Canadian troops will stay in Iraq for the next two years and expand their “advise and assist” role by training other local security forces, the Liberal government announced Thursday.
To this point, the roughly 200 Canadian special forces trainers in Iraq have concentrated their attention on teaching Kurdish peshmerga fighters the finer points of combat. But Defence Minister Harjit Sajjan and Foreign Affairs Minister Chrystia Freeland said in a statement the extension to March 31, 2019 will allow the training of “new potential partners within the Iraqi security forces.”
The military is also adding a C-130J Hercules transport plane to the mission list, presumably to move troops and equipment around the country. The former Conservative government was very deliberate when it chose in 2014 to link Canada’s training in Iraq with the Kurds, who occupy a semi-autonomous region in the north.
The U.S. led the rebuilding of Iraqi security forces, which were riven by sectarian strife and melted away in the face of the ferocious advance by smaller Islamic State forces three years ago. The Kurds have a long-standing request for Canadian trainers to instruct them in counter-insurgency warfare, which is what they expect to face once the conventional battle for Mosul, Iraq’s second-largest city, ends some time in the next few months.
The training Canadian special forces have provided to the Kurds thus far involves traditional combat skills, not the intelligence-driven shadow warfare that characterized the decade-long combat commitment in Afghanistan. Most military planners, including many at the Pentagon, expect ISIS to revert to a guerrilla war once it has been driven out of Mosul.
Precisely who and what kind of training will take place in this new phase of the mission was not made clear in the government press release on Wednesday. Sajjan is at a meeting of NATO defence ministers in Brussels.
“Our new defence policy has made it very clear that Canada is ready and willing to do its part for the global community,” Sajjan said in the statement.
“This includes confronting security issues that threaten our shores and those of our allies and partners. We must continue working with the global coalition against Daesh and to address the security challenges which confront Iraq, Syria and the region.”
There is extensive debate over combat versus non-combat role that the Canadian forces will be partaking in this. The extension comes as debates continue over whether Canada is actually involved in active combat in Northern Iraq. This was after a Canadian Special forces sniper shot an ISIS fighter from a record 3,540 meters–the longest confirmed kill shot in military history.

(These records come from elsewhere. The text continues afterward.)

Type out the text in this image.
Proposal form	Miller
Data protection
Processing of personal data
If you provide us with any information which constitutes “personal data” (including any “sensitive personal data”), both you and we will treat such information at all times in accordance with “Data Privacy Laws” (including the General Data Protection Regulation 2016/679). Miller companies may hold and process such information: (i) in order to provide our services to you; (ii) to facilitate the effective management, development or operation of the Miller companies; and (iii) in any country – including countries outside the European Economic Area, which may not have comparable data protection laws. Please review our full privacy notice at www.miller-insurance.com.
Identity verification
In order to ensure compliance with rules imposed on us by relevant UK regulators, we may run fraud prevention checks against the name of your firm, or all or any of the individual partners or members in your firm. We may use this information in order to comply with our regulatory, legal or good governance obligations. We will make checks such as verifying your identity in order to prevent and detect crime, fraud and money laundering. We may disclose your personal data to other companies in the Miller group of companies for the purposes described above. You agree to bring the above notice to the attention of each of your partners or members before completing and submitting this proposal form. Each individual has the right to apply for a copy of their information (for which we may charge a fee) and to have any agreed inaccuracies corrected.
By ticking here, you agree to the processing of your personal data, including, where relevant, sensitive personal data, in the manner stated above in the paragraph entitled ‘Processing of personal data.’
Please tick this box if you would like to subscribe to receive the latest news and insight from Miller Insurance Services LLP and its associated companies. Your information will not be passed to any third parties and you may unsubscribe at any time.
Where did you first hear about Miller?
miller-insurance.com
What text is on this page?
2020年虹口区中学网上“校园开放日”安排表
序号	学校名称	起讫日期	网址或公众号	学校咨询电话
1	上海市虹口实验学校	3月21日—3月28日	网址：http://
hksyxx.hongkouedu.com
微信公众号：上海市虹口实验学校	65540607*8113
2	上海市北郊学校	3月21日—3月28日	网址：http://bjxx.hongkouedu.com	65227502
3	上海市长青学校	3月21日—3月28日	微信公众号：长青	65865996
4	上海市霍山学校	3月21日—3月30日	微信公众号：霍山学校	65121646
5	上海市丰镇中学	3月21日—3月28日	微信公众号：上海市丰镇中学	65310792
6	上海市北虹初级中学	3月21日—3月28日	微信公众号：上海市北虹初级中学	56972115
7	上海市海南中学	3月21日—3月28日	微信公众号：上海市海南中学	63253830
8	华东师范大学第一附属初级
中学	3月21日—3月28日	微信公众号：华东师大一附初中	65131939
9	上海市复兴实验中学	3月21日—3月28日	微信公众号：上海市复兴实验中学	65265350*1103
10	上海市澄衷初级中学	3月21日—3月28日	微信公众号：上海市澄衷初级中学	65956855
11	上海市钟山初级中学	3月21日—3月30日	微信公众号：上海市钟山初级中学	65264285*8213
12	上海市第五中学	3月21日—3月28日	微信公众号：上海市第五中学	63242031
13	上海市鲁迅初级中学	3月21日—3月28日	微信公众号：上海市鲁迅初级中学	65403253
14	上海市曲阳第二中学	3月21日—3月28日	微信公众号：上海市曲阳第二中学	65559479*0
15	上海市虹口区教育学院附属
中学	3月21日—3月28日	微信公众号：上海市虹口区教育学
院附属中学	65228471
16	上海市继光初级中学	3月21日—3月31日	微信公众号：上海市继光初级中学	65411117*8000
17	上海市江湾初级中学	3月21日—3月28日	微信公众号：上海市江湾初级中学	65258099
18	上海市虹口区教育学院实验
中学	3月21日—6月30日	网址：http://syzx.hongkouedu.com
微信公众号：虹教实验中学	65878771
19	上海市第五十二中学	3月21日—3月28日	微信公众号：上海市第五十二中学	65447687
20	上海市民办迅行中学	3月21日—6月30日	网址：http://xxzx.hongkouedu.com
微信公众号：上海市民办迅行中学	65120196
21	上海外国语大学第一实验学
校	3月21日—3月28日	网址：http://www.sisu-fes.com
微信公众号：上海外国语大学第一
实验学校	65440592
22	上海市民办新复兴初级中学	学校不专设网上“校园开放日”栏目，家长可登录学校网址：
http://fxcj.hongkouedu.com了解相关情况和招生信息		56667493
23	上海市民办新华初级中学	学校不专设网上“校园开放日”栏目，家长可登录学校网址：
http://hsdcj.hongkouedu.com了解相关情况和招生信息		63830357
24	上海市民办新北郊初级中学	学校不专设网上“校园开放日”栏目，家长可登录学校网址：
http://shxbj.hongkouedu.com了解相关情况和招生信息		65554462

The country’s top military commander, Gen. Jonathan Vance, said he is “extremely proud” of the military’s accomplishments in the region.
“I am confident these additional authorities will help u be more agile and flexible as we respond to the needs of our allies and partners,” he said, also in a statement. Iraqi security forces and Kurdish peshmerga fighters are still involved in the battle to retake Mosul from deeply entrenched ISIS fighters.
Canadian and allied special forces soldiers are providing not only advice, but covering fire–something which prompted fresh political debate in Canada about whether the country is actually involved in a combat mission.